F. S. – Je le pointe régulièrement : nous avons effectué plus de 80 % de notre programme au cours de cette année, il reste 20 % à accomplir avec un an devant nous. Nous sommes en avance et cela permettra d’en faire plus au service de nos consœurs et confrères. Le projet qui me tient à cœur est celui d’aider les avocats du barreau à trouver plus facilement des locaux, que cela soit tant pour travailler que pour se loger. Nous allons faire une proposition forte à ce sujet en janvier, je l’espère. Je suis plutôt heureux du rythme d’exécution dans lequel nous nous sommes engagés et pour reprendre la chanson, « Je ne regrette rien ».
LPA – Allez-vous poursuivre les actions menées au niveau international ?

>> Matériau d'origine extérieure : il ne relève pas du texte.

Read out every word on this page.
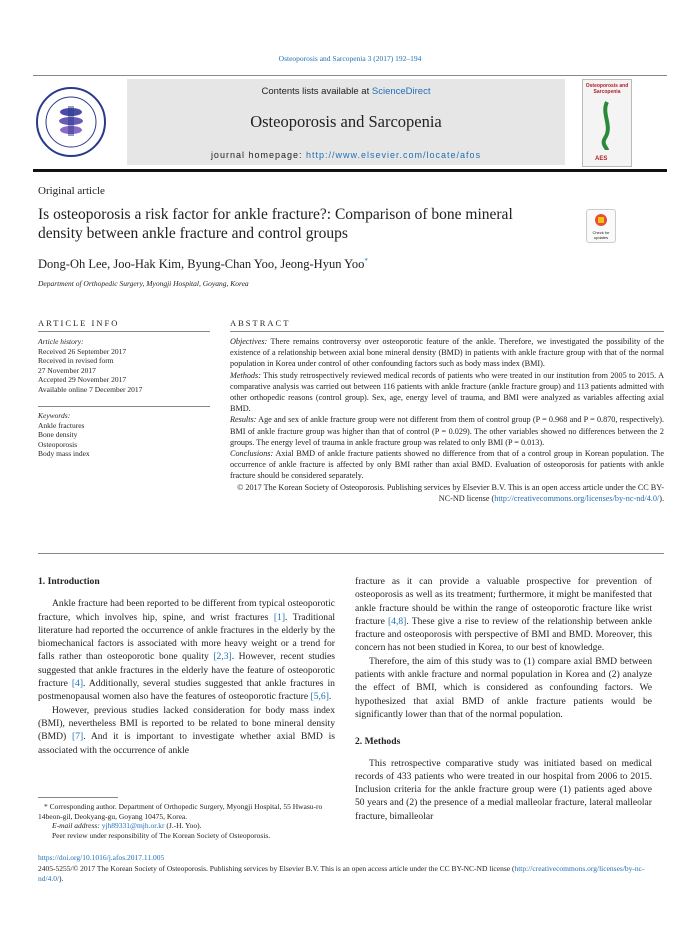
Osteoporosis and Sarcopenia 3 (2017) 192–194
Contents lists available at ScienceDirect
Osteoporosis and Sarcopenia
journal homepage: http://www.elsevier.com/locate/afos
Osteoporosis and Sarcopenia
AES
Original article
Is osteoporosis a risk factor for ankle fracture?: Comparison of bone mineral density between ankle fracture and control groups	Check for updates
Dong-Oh Lee, Joo-Hak Kim, Byung-Chan Yoo, Jeong-Hyun Yoo*
Department of Orthopedic Surgery, Myongji Hospital, Goyang, Korea
ARTICLE INFO
Article history:
Received 26 September 2017
Received in revised form
27 November 2017
Accepted 29 November 2017
Available online 7 December 2017
Keywords:
Ankle fractures
Bone density
Osteoporosis
Body mass index
ABSTRACT

Objectives: There remains controversy over osteoporotic feature of the ankle. Therefore, we investigated the possibility of the existence of a relationship between axial bone mineral density (BMD) in patients with ankle fracture group with that of the normal population in Korea under control of other confounding factors such as body mass index (BMI).

Methods: This study retrospectively reviewed medical records of patients who were treated in our institution from 2005 to 2015. A comparative analysis was carried out between 116 patients with ankle fracture (ankle fracture group) and 113 patients admitted with other orthopedic reasons (control group). Sex, age, energy level of trauma, and BMI were analyzed as variables affecting axial BMD.

Results: Age and sex of ankle fracture group were not different from them of control group (P = 0.968 and P = 0.870, respectively). BMI of ankle fracture group was higher than that of control (P = 0.029). The other variables showed no differences between the 2 groups. The energy level of trauma in ankle fracture group was related to only BMI (P = 0.013).

Conclusions: Axial BMD of ankle fracture patients showed no difference from that of a control group in Korean population. The occurrence of ankle fracture is affected by only BMI rather than axial BMD. Evaluation of osteoporosis for patients with ankle fracture should be considered separately.

© 2017 The Korean Society of Osteoporosis. Publishing services by Elsevier B.V. This is an open access article under the CC BY-NC-ND license (http://creativecommons.org/licenses/by-nc-nd/4.0/).

1. Introduction

Ankle fracture had been reported to be different from typical osteoporotic fracture, which involves hip, spine, and wrist fractures [1]. Traditional literature had reported the occurrence of ankle fractures in the elderly by the biomechanical factors is associated with more heavy weight or a trend for falls rather than osteoporotic bone quality [2,3]. However, recent studies suggested that ankle fractures in the elderly have the feature of osteoporotic fracture [4]. Additionally, several studies suggested that ankle fractures in postmenopausal women also have the features of osteoporotic fracture [5,6].

However, previous studies lacked consideration for body mass index (BMI), nevertheless BMI is reported to be related to bone mineral density (BMD) [7]. And it is important to investigate whether axial BMD is associated with the occurrence of ankle

fracture as it can provide a valuable prospective for prevention of osteoporosis as well as its treatment; furthermore, it might be manifested that ankle fracture should be within the range of osteoporotic fracture like wrist fracture [4,8]. These give a rise to review of the relationship between ankle fracture and osteoporosis with perspective of BMI and BMD. Moreover, this concern has not been studied in Korea, to our best of knowledge.

Therefore, the aim of this study was to (1) compare axial BMD between patients with ankle fracture and normal population in Korea and (2) analyze the effect of BMI, which is considered as confounding factors. We hypothesized that axial BMD of ankle fracture patients would be significantly lower than that of the normal population.

2. Methods

This retrospective comparative study was initiated based on medical records of 433 patients who were treated in our hospital from 2006 to 2015. Inclusion criteria for the ankle fracture group were (1) patients aged above 50 years and (2) the presence of a medial malleolar fracture, lateral malleolar fracture, bimalleolar

* Corresponding author. Department of Orthopedic Surgery, Myongji Hospital, 55 Hwasu-ro 14beon-gil, Deokyang-gu, Goyang 10475, Korea.
E-mail address: yjh89331@mjh.or.kr (J.-H. Yoo).
Peer review under responsibility of The Korean Society of Osteoporosis.
https://doi.org/10.1016/j.afos.2017.11.005
2405-5255/© 2017 The Korean Society of Osteoporosis. Publishing services by Elsevier B.V. This is an open access article under the CC BY-NC-ND license (http://creativecommons.org/licenses/by-nc-nd/4.0/).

F. S. – De fait, les événements nous ont mis dans cette position. Je fais la part de l’action et de la conjoncture. Le fait même d’avoir eu une action européenne au moment du Brexit nous place dans une pole position. Je souhaite que le barreau de Paris participe au train des choses et donne une direction à l’Europe. J’aimerais beaucoup que les pouvoirs publics nous y aident, mais cela ne sera manifestement pas le cas. Cet objectif reste cependant tout à fait réalisable, car il se trouve que l’héritage de l’Histoire fait que nous avons à la fois une image de défenseur du droit, que nos juristes ont été formés à l’adaptabilité et que philosophiquement nous considérons que les valeurs du droit sont supérieures. Nous avons une chance extraordinaire de pouvoir bouger autour du monde, d’autant que nous sommes le barreau avec le plus de membres exerçant déjà à l’étranger. Nous avons toutes les possibilités pour agir entre nos mains, et ensemble nous porterons l’indépendance de la profession.